20. Ist es richtig, daß sich ein Abkommen über forstwirtschaftliche Produkte in
Vorbereitung befindet, das sämtliche Beschränkungen im Handel mit Holzprodukten
und die bestehenden Schutzbestimmungen gegen eine schrankenlose Ausbeutung der
Wälder beseitigen würde? Welche Position werden Sie in diesem Bereich vertreten?
21. EU - Kommissar Sir Brittan geht davon aus, daß sämtliche Verträge als „single
undertaking“, dh als „eine Unternehmung“ zu betrachten und zu unterzeichnen seien.
Sind Sie auch dieser Auffassung und was heißt das für den Verhandlungsverlauf?
22. Viele Länder des Südens verfügen nicht über genügend qualifiziertes Personal, um die
komplizierten Verhandlungen, die in zahlreichen Sachbereichen gleichzeitig
stattfinden, zu verfolgen. Was wird unternommen, um dieses Defizit zu kompensieren
und in welcher Form wird auf die speziellen Probleme dieser Länder eingegangen?

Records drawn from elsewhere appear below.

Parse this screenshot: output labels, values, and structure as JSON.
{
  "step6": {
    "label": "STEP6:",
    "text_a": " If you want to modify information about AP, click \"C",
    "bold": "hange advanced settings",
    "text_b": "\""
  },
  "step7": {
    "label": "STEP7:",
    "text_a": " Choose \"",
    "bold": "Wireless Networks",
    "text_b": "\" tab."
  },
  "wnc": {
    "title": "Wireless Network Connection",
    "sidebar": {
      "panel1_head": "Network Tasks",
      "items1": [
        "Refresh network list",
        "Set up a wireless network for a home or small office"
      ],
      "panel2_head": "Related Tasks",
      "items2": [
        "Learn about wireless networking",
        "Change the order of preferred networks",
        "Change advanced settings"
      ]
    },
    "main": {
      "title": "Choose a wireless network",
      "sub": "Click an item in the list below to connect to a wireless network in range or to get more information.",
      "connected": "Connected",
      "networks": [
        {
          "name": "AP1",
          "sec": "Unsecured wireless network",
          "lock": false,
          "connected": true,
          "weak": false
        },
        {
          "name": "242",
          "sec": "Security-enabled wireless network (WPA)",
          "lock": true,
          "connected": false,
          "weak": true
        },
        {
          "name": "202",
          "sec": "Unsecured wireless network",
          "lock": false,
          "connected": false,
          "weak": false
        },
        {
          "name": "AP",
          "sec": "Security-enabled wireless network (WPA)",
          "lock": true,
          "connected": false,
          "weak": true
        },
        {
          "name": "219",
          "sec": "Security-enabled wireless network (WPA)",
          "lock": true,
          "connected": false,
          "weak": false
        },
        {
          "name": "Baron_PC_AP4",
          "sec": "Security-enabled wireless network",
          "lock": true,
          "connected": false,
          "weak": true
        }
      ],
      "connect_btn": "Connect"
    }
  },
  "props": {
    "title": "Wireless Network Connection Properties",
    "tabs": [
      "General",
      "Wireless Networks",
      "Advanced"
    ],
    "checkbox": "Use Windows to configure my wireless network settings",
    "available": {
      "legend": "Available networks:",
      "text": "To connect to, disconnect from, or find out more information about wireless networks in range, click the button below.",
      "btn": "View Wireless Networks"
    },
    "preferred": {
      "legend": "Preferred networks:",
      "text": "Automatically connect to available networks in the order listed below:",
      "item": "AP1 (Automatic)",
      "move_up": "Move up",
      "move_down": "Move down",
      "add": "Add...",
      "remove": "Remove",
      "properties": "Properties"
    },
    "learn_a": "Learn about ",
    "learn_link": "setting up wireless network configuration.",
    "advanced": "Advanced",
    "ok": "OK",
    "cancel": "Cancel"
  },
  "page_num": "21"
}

23. Die fortschreitende Liberalisierung im Nahrungsmittelbereich bedroht die Existenz
von Kleinbäuerinnen und Bauern in den Ländern Afrikas, Asiens und Lateinamerika.
Inwiefern wird dieser bedrohlichen Tendenz bei der bevorstehenden WTO - Runde
entgegengewirkt?
24. Welche konkreten Vorschläge werden Sie einbringen, damit die Abkommen der
Internationalen Arbeitsorganisation im Vertragswerk der WTO berücksichtigt und
verankert werden?
25. Im Zusammenhang mit den negativen Auswirkungen der Globalisierung der
Wirtschaft und der Finanzmärkte kommt es immer mehr zur Forderung nach einer
neuen „globalen Ethik“. Inwiefern werden Sie Bemühungen in diese Richtung (z.B.
Produktkampagnen wie „Clean Clothes“, Handel mit fairen Produkten etc.). im
Rahmen der WTO - Verhandlungen berücksichtigen und unterstützen?